Additionally, the Education Ministry invests hundreds of millions of shekels annually in an extra school day – an investment that doesn’t lead to higher achievement scores, which remain low among OECD nations. On top of this, the state spends hundreds of millions of shekels on subsidizing summer vacation activities.
This reality is probably going to change. Last week, the Bank of Israel released a program for shortening the Israeli school week to five days while cutting the number of holidays and summer vacation days. The plan cuts the number of days off by 29, which will help synchronize work days and school days.
The plan is expected to save households between 1 billion and 1.7 billion shekels ($285-$485 million) annually, and cut the need for subsidizing school programs during the summer and holiday vacations, which runs to 630 million shekels a year for students up to the third grade. The plan would incur no significant costs to the state budget.
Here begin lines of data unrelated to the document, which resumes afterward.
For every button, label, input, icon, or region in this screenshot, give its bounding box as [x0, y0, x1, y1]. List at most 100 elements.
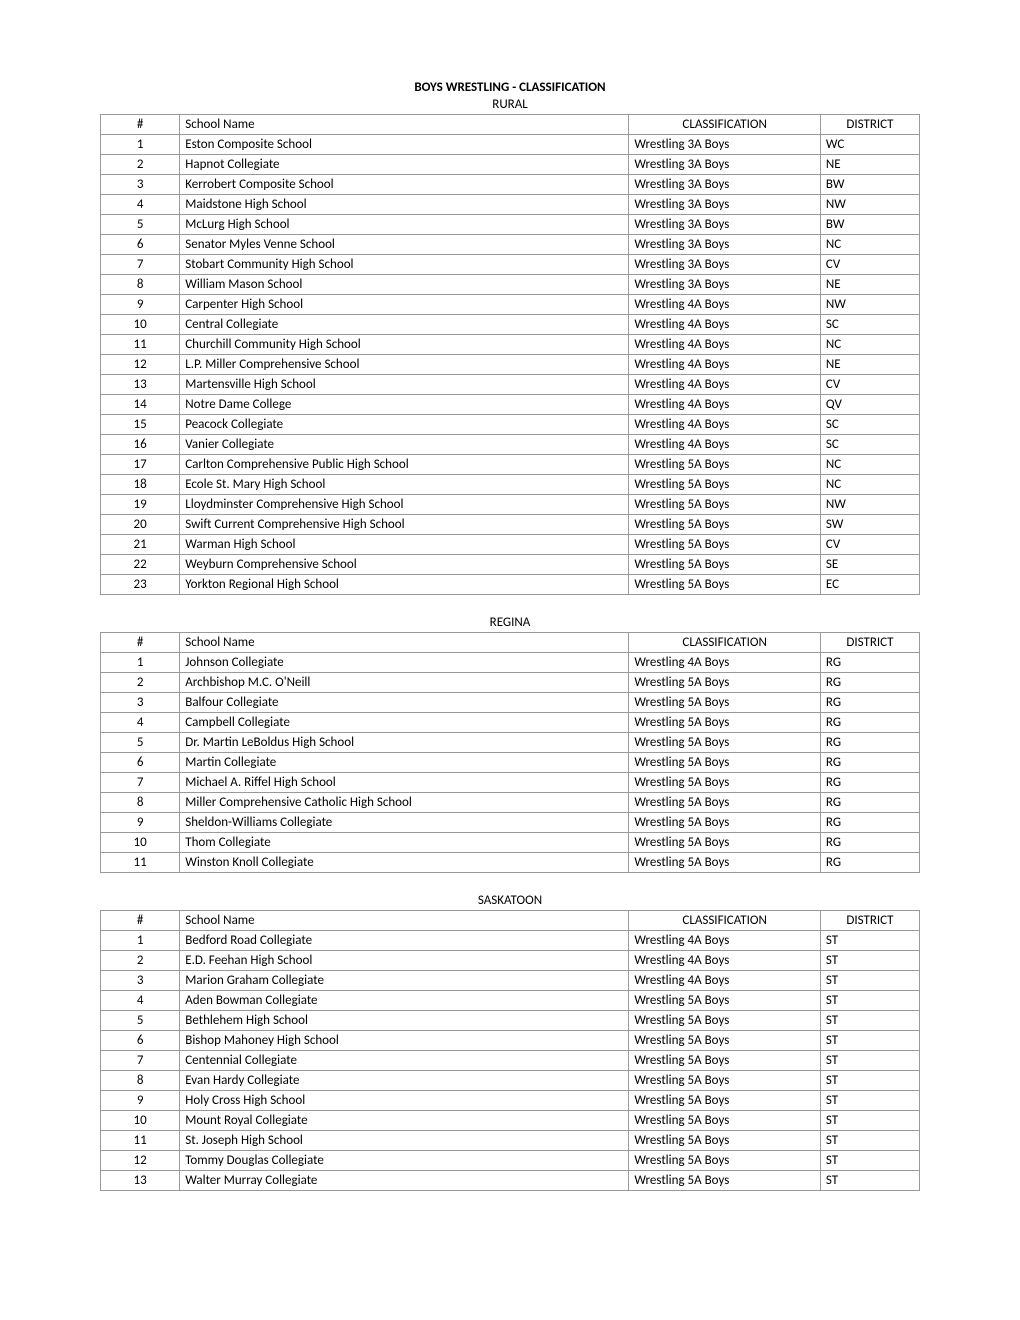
table-row: 10Mount Royal CollegiateWrestling 5A Boy… [101, 1111, 920, 1131]
cell-school: Vanier Collegiate [180, 435, 629, 455]
table-row: 16Vanier CollegiateWrestling 4A BoysSC [101, 435, 920, 455]
section-block: SASKATOON#School NameCLASSIFICATIONDISTR… [100, 893, 920, 1191]
cell-school: Johnson Collegiate [180, 653, 629, 673]
cell-district: ST [820, 1091, 919, 1111]
cell-classification: Wrestling 5A Boys [629, 673, 821, 693]
cell-classification: Wrestling 5A Boys [629, 833, 821, 853]
classification-table: #School NameCLASSIFICATIONDISTRICT1Eston… [100, 114, 920, 595]
cell-num: 1 [101, 653, 180, 673]
cell-num: 14 [101, 395, 180, 415]
table-row: 15Peacock CollegiateWrestling 4A BoysSC [101, 415, 920, 435]
cell-district: RG [820, 833, 919, 853]
table-row: 10Thom CollegiateWrestling 5A BoysRG [101, 833, 920, 853]
table-row: 8Evan Hardy CollegiateWrestling 5A BoysS… [101, 1071, 920, 1091]
cell-num: 7 [101, 255, 180, 275]
cell-district: CV [820, 535, 919, 555]
cell-classification: Wrestling 3A Boys [629, 215, 821, 235]
cell-district: NE [820, 355, 919, 375]
cell-num: 4 [101, 991, 180, 1011]
cell-classification: Wrestling 5A Boys [629, 455, 821, 475]
table-row: 19Lloydminster Comprehensive High School… [101, 495, 920, 515]
cell-classification: Wrestling 5A Boys [629, 1111, 821, 1131]
cell-district: CV [820, 375, 919, 395]
cell-num: 21 [101, 535, 180, 555]
cell-num: 11 [101, 1131, 180, 1151]
classification-table: #School NameCLASSIFICATIONDISTRICT1Johns… [100, 632, 920, 873]
cell-classification: Wrestling 5A Boys [629, 793, 821, 813]
cell-district: NW [820, 495, 919, 515]
header-school: School Name [180, 633, 629, 653]
cell-district: SE [820, 555, 919, 575]
section-title: RURAL [100, 97, 920, 112]
cell-num: 12 [101, 355, 180, 375]
cell-num: 8 [101, 275, 180, 295]
cell-classification: Wrestling 5A Boys [629, 693, 821, 713]
cell-school: Notre Dame College [180, 395, 629, 415]
cell-district: NC [820, 455, 919, 475]
header-num: # [101, 115, 180, 135]
cell-num: 9 [101, 813, 180, 833]
cell-district: QV [820, 395, 919, 415]
cell-num: 7 [101, 1051, 180, 1071]
section-block: RURAL #School NameCLASSIFICATIONDISTRICT1… [100, 97, 920, 595]
cell-district: CV [820, 255, 919, 275]
table-row: 7Centennial CollegiateWrestling 5A BoysS… [101, 1051, 920, 1071]
table-row: 4Aden Bowman CollegiateWrestling 5A Boys… [101, 991, 920, 1011]
cell-classification: Wrestling 4A Boys [629, 931, 821, 951]
cell-district: EC [820, 575, 919, 595]
table-row: 3Kerrobert Composite SchoolWrestling 3A … [101, 175, 920, 195]
cell-num: 4 [101, 195, 180, 215]
cell-classification: Wrestling 4A Boys [629, 295, 821, 315]
table-row: 11Churchill Community High SchoolWrestli… [101, 335, 920, 355]
table-header-row: #School NameCLASSIFICATIONDISTRICT [101, 911, 920, 931]
cell-district: NW [820, 195, 919, 215]
cell-district: SC [820, 315, 919, 335]
header-classification: CLASSIFICATION [629, 115, 821, 135]
cell-school: Carpenter High School [180, 295, 629, 315]
cell-school: Walter Murray Collegiate [180, 1171, 629, 1191]
cell-school: Martensville High School [180, 375, 629, 395]
cell-school: Stobart Community High School [180, 255, 629, 275]
classification-table: #School NameCLASSIFICATIONDISTRICT1Bedfo… [100, 910, 920, 1191]
cell-school: Marion Graham Collegiate [180, 971, 629, 991]
cell-classification: Wrestling 5A Boys [629, 991, 821, 1011]
cell-num: 22 [101, 555, 180, 575]
cell-num: 7 [101, 773, 180, 793]
table-row: 9Holy Cross High SchoolWrestling 5A Boys… [101, 1091, 920, 1111]
cell-num: 3 [101, 175, 180, 195]
cell-num: 6 [101, 235, 180, 255]
cell-num: 12 [101, 1151, 180, 1171]
cell-classification: Wrestling 5A Boys [629, 1051, 821, 1071]
table-row: 1Johnson CollegiateWrestling 4A BoysRG [101, 653, 920, 673]
cell-school: Peacock Collegiate [180, 415, 629, 435]
cell-district: RG [820, 853, 919, 873]
cell-district: ST [820, 931, 919, 951]
cell-num: 10 [101, 315, 180, 335]
cell-classification: Wrestling 5A Boys [629, 555, 821, 575]
cell-school: Sheldon-Williams Collegiate [180, 813, 629, 833]
cell-classification: Wrestling 4A Boys [629, 375, 821, 395]
cell-num: 5 [101, 215, 180, 235]
cell-classification: Wrestling 5A Boys [629, 853, 821, 873]
cell-num: 5 [101, 733, 180, 753]
table-row: 17Carlton Comprehensive Public High Scho… [101, 455, 920, 475]
table-row: 6Senator Myles Venne SchoolWrestling 3A … [101, 235, 920, 255]
cell-school: Dr. Martin LeBoldus High School [180, 733, 629, 753]
cell-classification: Wrestling 3A Boys [629, 275, 821, 295]
cell-school: Centennial Collegiate [180, 1051, 629, 1071]
page-title: BOYS WRESTLING - CLASSIFICATION [100, 80, 920, 95]
cell-num: 5 [101, 1011, 180, 1031]
cell-district: ST [820, 1051, 919, 1071]
table-row: 13Walter Murray CollegiateWrestling 5A B… [101, 1171, 920, 1191]
table-row: 1Bedford Road CollegiateWrestling 4A Boy… [101, 931, 920, 951]
table-row: 9Carpenter High SchoolWrestling 4A BoysN… [101, 295, 920, 315]
table-row: 11Winston Knoll CollegiateWrestling 5A B… [101, 853, 920, 873]
cell-district: RG [820, 753, 919, 773]
cell-num: 8 [101, 1071, 180, 1091]
cell-classification: Wrestling 3A Boys [629, 175, 821, 195]
table-row: 22Weyburn Comprehensive SchoolWrestling … [101, 555, 920, 575]
cell-num: 9 [101, 1091, 180, 1111]
cell-school: Hapnot Collegiate [180, 155, 629, 175]
cell-district: WC [820, 135, 919, 155]
cell-school: Martin Collegiate [180, 753, 629, 773]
Teachers organizations have rejected proposals for cutting vacation for years. However, the current Bank of Israel proposal offers many advantages for the education system, as well as for parents and the economy. Teachers won’t be required to work more weekly hours or more days per year, but rather will switch to a four-day workweek. The upshot is that rather than working on Fridays, they will work on days during the holiday vacations, when most people work anyway.
The Bank of Israel also offers a solution for parents who have to work Fridays, which it says constitute just 8% of families: It will provide four-hour enrichment programs for their children. The cost of these programs is marginal compared to the current framework.
- Less God but Plenty of Self-reflection: Teaching the Bible in Israel’s Schools Today
- When It Comes to Rabin’s Murder, Some Israeli Schools Avoid the Topic Altogether
- Israel's Civics Exam to Require Students to Memorize Controversial Nation-state Law
Hard to give up flexibility
But teachers still oppose the current plan. They refuse to give up the holiday vacations, and fear their flexibility to choose a weekly day off will be hurt. One of the teachers organizations claims that because Israel’s number of school days is the highest in the OECD, there is a need for longer vacations. But that argument is imprecise because that high number stems from the fact that only Israel has a six-day school week.
While students study 219 days annually in elementary schools and 209 days in middle schools, students in OECD countries go to school just 185 days a year on average. The school year is 180 days in the United States, Canada, Austria, Hungary and Ireland, and just 162 days in France.
The teachers organizations claim that Israeli teachers need to teach more than their OECD counterparts, which is also inaccurate. While students in Israel must go to school six days a week, their teachers get a weekly day off, working only five days a week.
While students are in school more days than their cohorts in developed nations, Israeli teachers teach an annual average of 182 days in elementary schools, compared to 183 days in the OECD. The comparison relates only to frontal teaching hours in each country, and not to additional tasks like individual tutoring, developing curricula or preparing and checking papers and tests.
Additionally, the OECD’s annual education report’s comparison of vacation days shows that Israelis rank ninth out of 37 countries in length of vacations (summer and holidays combined). Israeli middle school children get 15.1 weeks off, compared to 9.5 weeks for Switzerland, 12 for Germany, 13 for Finland and 10.9 for Denmark. Only Russia and Ireland have longer vacations of 17-18 weeks.
Parents say yes
The forum of parents committees responded favorably to the Bank of Israel’s proposal, but the Teachers Union rejected it out of hand. “The proposal is out of touch with reality, meant solely to grab a newspaper headline,” the union commented. The “research ignores the high number of students per class and the number of teaching hours that educational workers perform, significantly higher than anywhere else in the world,” the union stressed. “The Bank of Israel probably didn’t understand that teaching employees are not babysitters.”
The union insists that the problem is not the number of vacation days but rather the low number of parent vacation days. “Israel is ranked lowest in the West for worker vacation days,” it stated. The average is two weeks per year. In contrast, workers in other countries – as well as Bank of Israel economists – average over a month of vacation per year.
“The gap should be corrected by adding vacation days for parents and not by cutting vacation days for education workers, a profession recognized as a profession that wears you down,” the union stated. “Every change in the employment structure or salary is negotiable. As is well known, Bank of Israel economists enjoy the best salary, benefits and days off in the country.”
The Teachers Organization, which represents high school teachers, refused to comment on the plan, asserting that it is only a proposal and there is no intent to implement it at this stage. The organization has opposed similar plans in past.